Dune Messiah
1969 • 352 pages

Ratings898

Average rating3.8

15

4.50/5.00“Now I am free”.

What a beautiful conclusion to the story of Paul Atreides. This is the ending we deserved for Paul. At 80% of this book, I feared that I was pulling away with disinterest, but then I was hit with one of the most emotional endings that I have read. The imagery, the metohpor of Paul's life, and ultimate tradegy is re-writing all my feelings about Dune. I don't even want to read more. This is perfect.
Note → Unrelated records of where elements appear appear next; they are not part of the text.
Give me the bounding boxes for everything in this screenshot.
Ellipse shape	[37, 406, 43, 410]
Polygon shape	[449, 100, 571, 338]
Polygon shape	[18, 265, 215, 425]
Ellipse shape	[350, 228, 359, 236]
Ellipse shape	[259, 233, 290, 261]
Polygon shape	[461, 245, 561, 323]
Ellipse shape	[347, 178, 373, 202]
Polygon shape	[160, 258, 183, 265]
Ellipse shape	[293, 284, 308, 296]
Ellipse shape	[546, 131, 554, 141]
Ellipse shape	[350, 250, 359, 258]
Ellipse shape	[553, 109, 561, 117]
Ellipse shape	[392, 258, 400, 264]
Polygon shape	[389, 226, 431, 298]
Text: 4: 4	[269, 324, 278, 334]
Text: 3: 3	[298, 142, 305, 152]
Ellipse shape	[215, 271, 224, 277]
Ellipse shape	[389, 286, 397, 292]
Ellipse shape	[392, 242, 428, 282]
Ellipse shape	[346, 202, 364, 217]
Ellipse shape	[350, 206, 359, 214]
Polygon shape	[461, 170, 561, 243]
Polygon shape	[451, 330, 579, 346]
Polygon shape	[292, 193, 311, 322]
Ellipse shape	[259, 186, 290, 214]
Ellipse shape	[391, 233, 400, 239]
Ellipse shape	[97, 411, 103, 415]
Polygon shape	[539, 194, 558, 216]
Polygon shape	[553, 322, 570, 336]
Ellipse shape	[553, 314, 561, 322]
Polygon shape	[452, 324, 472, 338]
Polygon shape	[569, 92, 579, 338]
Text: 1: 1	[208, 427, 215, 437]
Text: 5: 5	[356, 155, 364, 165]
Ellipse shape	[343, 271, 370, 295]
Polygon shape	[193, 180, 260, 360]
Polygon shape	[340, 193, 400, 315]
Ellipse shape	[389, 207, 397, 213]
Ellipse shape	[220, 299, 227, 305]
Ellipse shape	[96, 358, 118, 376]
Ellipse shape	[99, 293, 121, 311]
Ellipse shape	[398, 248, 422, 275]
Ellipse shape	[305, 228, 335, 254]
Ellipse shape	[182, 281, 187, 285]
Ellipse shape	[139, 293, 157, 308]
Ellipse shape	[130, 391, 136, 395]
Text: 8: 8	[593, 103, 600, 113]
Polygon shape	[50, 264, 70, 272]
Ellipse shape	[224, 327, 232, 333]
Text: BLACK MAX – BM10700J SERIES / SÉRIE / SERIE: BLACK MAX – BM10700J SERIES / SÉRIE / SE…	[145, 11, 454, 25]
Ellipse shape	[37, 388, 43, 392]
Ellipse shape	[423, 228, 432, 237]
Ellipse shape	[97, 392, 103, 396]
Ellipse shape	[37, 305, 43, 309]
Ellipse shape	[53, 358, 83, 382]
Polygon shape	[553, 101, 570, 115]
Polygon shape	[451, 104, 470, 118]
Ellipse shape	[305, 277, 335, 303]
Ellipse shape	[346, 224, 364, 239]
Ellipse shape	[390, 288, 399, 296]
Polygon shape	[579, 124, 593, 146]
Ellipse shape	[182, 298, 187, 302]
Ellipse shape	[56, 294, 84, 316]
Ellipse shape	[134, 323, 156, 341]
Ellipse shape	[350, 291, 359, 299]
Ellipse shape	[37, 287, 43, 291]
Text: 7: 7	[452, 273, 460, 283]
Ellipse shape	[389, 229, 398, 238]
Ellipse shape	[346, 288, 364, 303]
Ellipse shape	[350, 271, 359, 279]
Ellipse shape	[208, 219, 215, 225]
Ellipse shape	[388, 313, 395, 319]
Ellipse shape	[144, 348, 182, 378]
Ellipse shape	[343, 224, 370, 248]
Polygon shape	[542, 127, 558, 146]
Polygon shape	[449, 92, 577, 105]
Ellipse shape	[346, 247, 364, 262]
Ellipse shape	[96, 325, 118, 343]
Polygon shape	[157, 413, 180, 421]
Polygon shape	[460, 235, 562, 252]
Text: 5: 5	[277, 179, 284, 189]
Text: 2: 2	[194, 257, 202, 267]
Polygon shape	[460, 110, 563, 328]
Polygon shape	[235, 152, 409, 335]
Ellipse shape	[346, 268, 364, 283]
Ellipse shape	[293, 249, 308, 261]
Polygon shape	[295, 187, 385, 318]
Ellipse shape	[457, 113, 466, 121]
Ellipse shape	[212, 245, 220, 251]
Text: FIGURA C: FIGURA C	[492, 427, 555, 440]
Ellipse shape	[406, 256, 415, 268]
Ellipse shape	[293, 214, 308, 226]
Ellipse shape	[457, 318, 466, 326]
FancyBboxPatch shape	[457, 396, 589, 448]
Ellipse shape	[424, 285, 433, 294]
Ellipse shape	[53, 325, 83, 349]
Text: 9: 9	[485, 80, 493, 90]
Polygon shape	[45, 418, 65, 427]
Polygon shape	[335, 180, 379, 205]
I did struggle to read this book much more that the first. Why not have a glossary like the first book? The prose is meandering and gets very metphorical and a bit hard to follow. The first book was certainly more easy to read. If Frank Herbert had taken it a little bit easier, made the book a little bit easier to follow, Dune Messiah would have been a greater success. Prose departed from its lyrical approach to the metaphorical puzzle, which I am not a big fan of.

“What is before ?”

Emotional Impact -> The book starts out great, the later mid part gets a bit hard to follow. The ending is spectacular and worthy of a Dune book. The ending is even better than Dune. "A planet for a tomb"!! Beautiful. Characters -> Paul stole my heart. His journey, his terrible purpose, his tragic life, his helplessness, his loss of free will. What a terrible life! Plot -> Incredible plot. I didn't see any of it coming. Praise be to Frank Herbert. LOL when his son Leto II calls Paul father! wow. The plot left a lot of loose strands that somehow made the book more interesting. I did not like the Alia-Duncan romance.. where did that come from ? so random. Prose -> This is where I struggled. My non-spoiler thoughts cover it already. Worldbuilding -> This story is not focused on worldbuilding. It is plot and character focused. It makes use of the existing Dune worldbuilding and it almost feels like the ending of the first book.